Battery life is measured by the number of charge/discharge cycles a battery can tolerate. LIFEPO4 battery life is around 2000 plus charge/discharge cycles. That’s over five years’ service if discharged/ recharged every day. And LIFEPO4 batteries don’t have ‘shelf-life issues’. They’re in it for the long haul.

The recommende­d maximum discharge of a LIFEPO4 battery in normal service is 80% of its total capacity, but it can handle 100% discharge occasional­ly without serious harm. In practical terms one 125 amp/ hr LIFEPO4 battery could supply 100 amp/ hrs without exceeding an 80% maximum discharge. It takes two 100amp/hr lead-acid batteries (50% max discharge) to produce the same 100 amp/hrs.

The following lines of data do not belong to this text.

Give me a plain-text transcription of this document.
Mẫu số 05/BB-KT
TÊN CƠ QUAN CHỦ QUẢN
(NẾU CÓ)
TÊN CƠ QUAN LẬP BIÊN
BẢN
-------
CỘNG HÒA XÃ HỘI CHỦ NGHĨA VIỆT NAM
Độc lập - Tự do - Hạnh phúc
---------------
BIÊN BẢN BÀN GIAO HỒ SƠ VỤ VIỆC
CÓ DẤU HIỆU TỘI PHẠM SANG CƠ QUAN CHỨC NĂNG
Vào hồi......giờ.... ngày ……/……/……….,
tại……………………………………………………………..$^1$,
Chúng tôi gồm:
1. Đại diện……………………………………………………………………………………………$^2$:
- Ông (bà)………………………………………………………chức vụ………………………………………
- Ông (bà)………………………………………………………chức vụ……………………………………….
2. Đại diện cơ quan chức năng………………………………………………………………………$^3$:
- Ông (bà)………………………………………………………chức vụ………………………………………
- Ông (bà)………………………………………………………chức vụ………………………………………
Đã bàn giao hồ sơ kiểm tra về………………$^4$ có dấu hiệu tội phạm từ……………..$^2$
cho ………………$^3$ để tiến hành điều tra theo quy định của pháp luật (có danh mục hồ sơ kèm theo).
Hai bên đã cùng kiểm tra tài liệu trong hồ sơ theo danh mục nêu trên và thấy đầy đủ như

Do the maths.

Taking the electricit­y out of the battery is only half the story. To do the same things over again, power must be restored to the battery. The lithium battery is a winner here as well. If the power is available, it can recharge quicker than a lead-acid battery, but only if the charging equipment (battery charger, solar panel and solar regulator) can supply enough energy to meet the battery’s needs.

Although a LIFEPO4 battery can be charged using most standard lead-acid chargers, one with the correct lithium charge algorithm is the best option for maximum performanc­e and lifespan of any lithium battery.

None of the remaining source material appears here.